One to one correspondence between ChFs and DFs

⚠ Theorem 6.15 Convergence in distribution \( \Leftrightarrow \) convergence of ChFs:


\(\qquad n\rightarrow \infty, X_n \overset{d}{\rightarrow} X \Leftrightarrow \psi_{X_n}(t) \rightarrow \psi_X(t) \)

⚠ Theorem 6.17 if ChFs converge and continuous at 0, then the RVs converge to something:


\(\forall t \in \mathbb{R} \psi_{X_n}(t) \rightarrow \psi(t), n \rightarrow \infty\), and \(\psi(t)\) continuous at 0, then \(X_n \overset{d}{\rightarrow} X, \psi(t) = \psi_X(t) \)

WLLN: \( \psi_{S_n/n}(t) = \psi_{S_n}(t/n) = (\psi_X(t/n))^n \)

⚠ Theorem 6.20 Central Limit Theorem (ZOMG!?)
If finite non-zero variance then:


\( \qquad Y_n := \frac{S_n - n\mu}{\sigma \sqrt{n}} = \frac{\bar{X} - \mu}{\sigma/\sqrt{n}} \overset{d}{\rightarrow} Z \sim N(0,1), n \rightarrow \infty \)

⚠ Theorem 6.21 Poisson Limit Theorem
If \(X_{n,1} ... X_{n,n}\) are i.i.d \(Bernoulli(p_n)\) and \(np_n \rightarrow \lambda\), then \( S_n \rightarrow Y \sim P(\lambda)\)

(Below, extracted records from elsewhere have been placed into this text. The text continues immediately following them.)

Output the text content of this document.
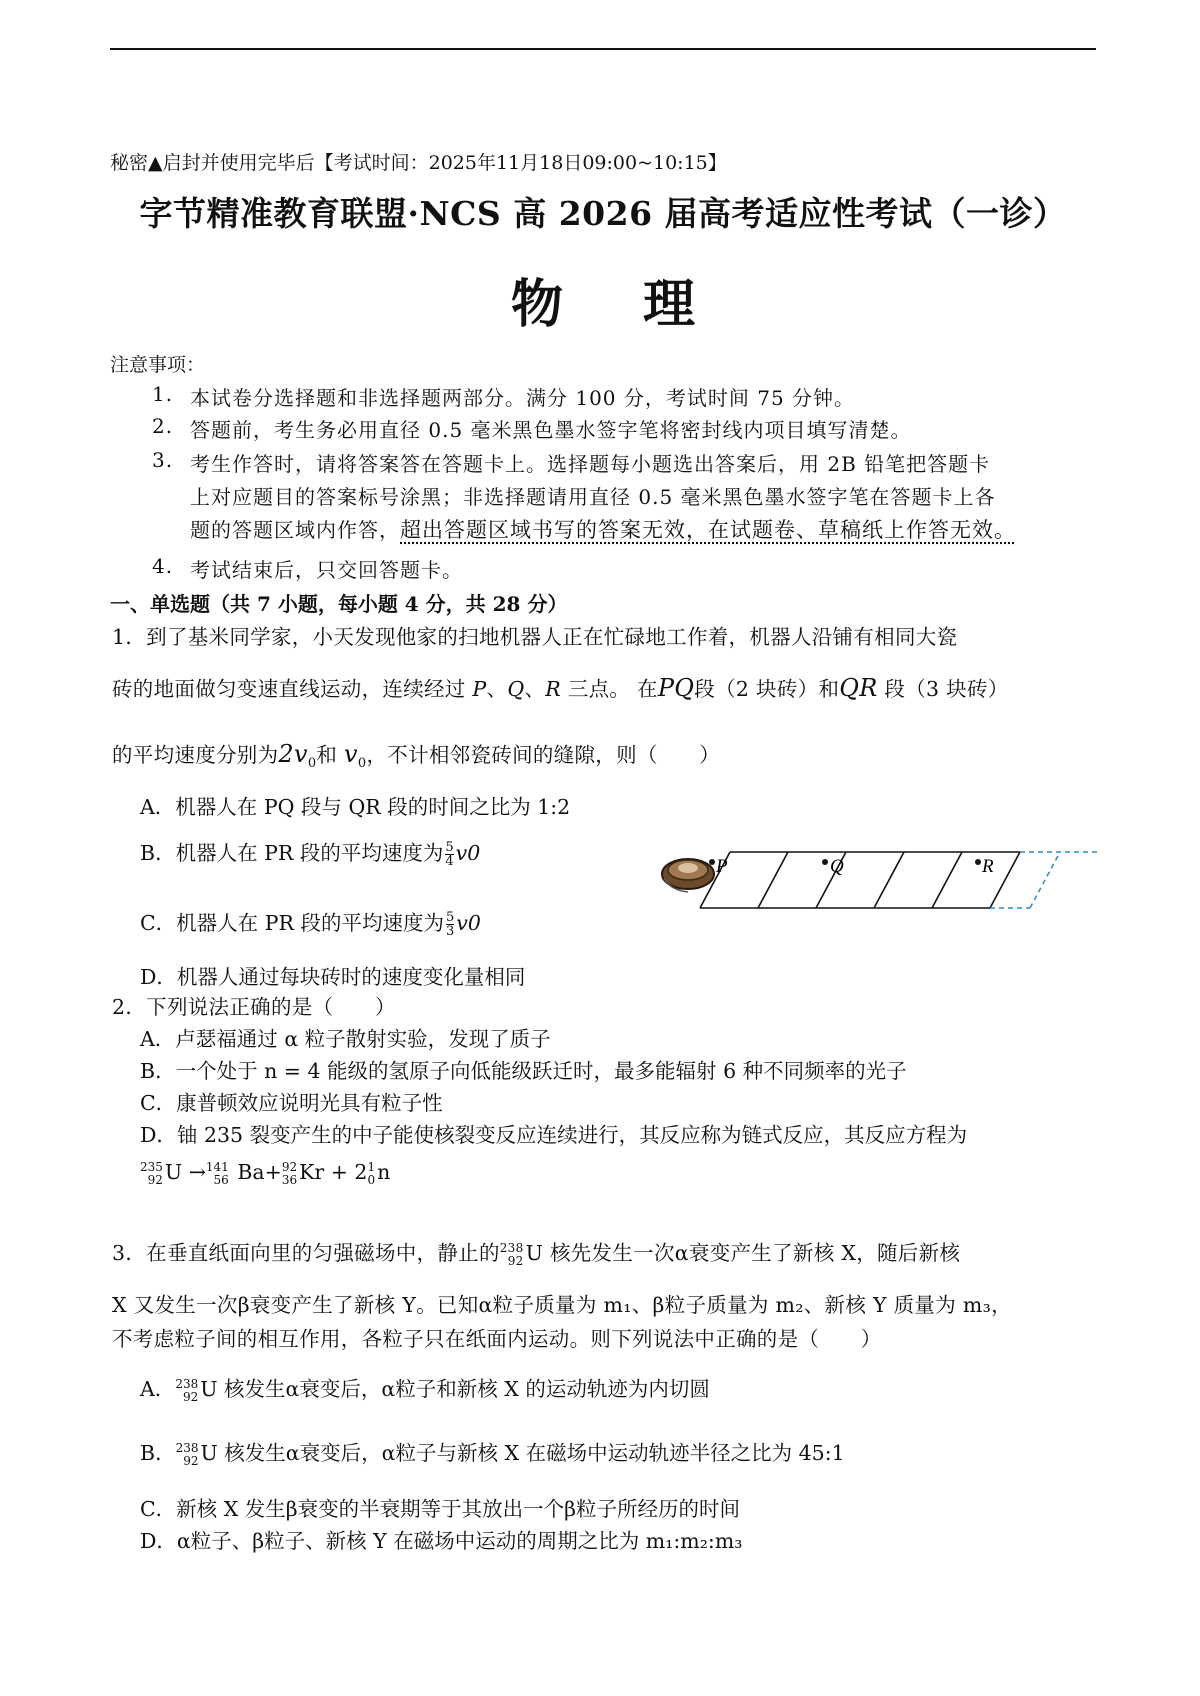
秘密▲启封并使用完毕后【考试时间：2025年11月18日09:00~10:15】
字节精准教育联盟·NCS 高 2026 届高考适应性考试（一诊）
物理
注意事项：
1. 本试卷分选择题和非选择题两部分。满分 100 分，考试时间 75 分钟。
2. 答题前，考生务必用直径 0.5 毫米黑色墨水签字笔将密封线内项目填写清楚。
3. 考生作答时，请将答案答在答题卡上。选择题每小题选出答案后，用 2B 铅笔把答题卡
上对应题目的答案标号涂黑；非选择题请用直径 0.5 毫米黑色墨水签字笔在答题卡上各
题的答题区域内作答，超出答题区域书写的答案无效，在试题卷、草稿纸上作答无效。
4. 考试结束后，只交回答题卡。
一、单选题（共 7 小题，每小题 4 分，共 28 分）
1．到了基米同学家，小天发现他家的扫地机器人正在忙碌地工作着，机器人沿铺有相同大瓷
砖的地面做匀变速直线运动，连续经过 P、Q、R 三点。 在PQ段（2 块砖）和QR 段（3 块砖）
的平均速度分别为$2v_0$和 $v_0$，不计相邻瓷砖间的缝隙，则（　　）
A．机器人在 PQ 段与 QR 段的时间之比为 1:2
B．机器人在 PR 段的平均速度为 $\frac{5}{4} v0$
C．机器人在 PR 段的平均速度为 $\frac{5}{3} v0$
D．机器人通过每块砖时的速度变化量相同
P	Q	R
2．下列说法正确的是（　　）
A．卢瑟福通过 α 粒子散射实验，发现了质子
B．一个处于 n = 4 能级的氢原子向低能级跃迁时，最多能辐射 6 种不同频率的光子
C．康普顿效应说明光具有粒子性
D．铀 235 裂变产生的中子能使核裂变反应连续进行，其反应称为链式反应，其反应方程为
235
92 U → 141
56 Ba+ 92
36 Kr + 2 1
0 n
3．在垂直纸面向里的匀强磁场中，静止的 238
92 U 核先发生一次α衰变产生了新核 X，随后新核
X 又发生一次β衰变产生了新核 Y。已知α粒子质量为 m₁、β粒子质量为 m₂、新核 Y 质量为 m₃，
不考虑粒子间的相互作用，各粒子只在纸面内运动。则下列说法中正确的是（　　）
A． 238
92 U 核发生α衰变后，α粒子和新核 X 的运动轨迹为内切圆
B． 238
92 U 核发生α衰变后，α粒子与新核 X 在磁场中运动轨迹半径之比为 45:1
C．新核 X 发生β衰变的半衰期等于其放出一个β粒子所经历的时间
D．α粒子、β粒子、新核 Y 在磁场中运动的周期之比为 m₁:m₂:m₃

Extends beyond Bernoulli / identically distributed

Random Vectors

Extends to dot product: \(\psi_X(t_1,...,t_d) = E(e^{t \cdot X}) \)

One to one correspondence between ChF and DF still holds

Linear transformations, if \(Y=XA+B\)


\(\qquad \psi_Y(s) = e^{i(s,b)} \psi_X(sA^T) \)

⚠ Multivariate CLT:


\( \qquad \sqrt{n} \Big(\frac{S_n}{n} - \mu\Big) \overset{d}{\rightarrow} Y \sim MVN(0, C_X^2) \)

Empirical distributions

🚩 Def 7.26 EDF defined as:


\( \qquad F_n^*(t) = \frac{1}{n}\sum_{i=1}^n I(X_i \leq t) \equiv \sum_{i=1}^n \frac{1}{n} I(X_{(i)} \leq t) \)


\( \qquad \equiv P_n^* := \sum_{i=1}^n \tfrac{1}{n} \epsilon_{X_j} \)

⚠ Theorem 7.27 Glivenko-Cantelli.
Let \(X_1,...,X_n \overset{i.i.d.}{\sim} F\). Then as \( n\rightarrow \infty\):


\( \qquad D_n := \sup_t |F_n^*(t) - F(t)| \overset{a.s.}{\rightarrow} 0 \)


in other words, the gap between the empirical and true distribution approaches at every point.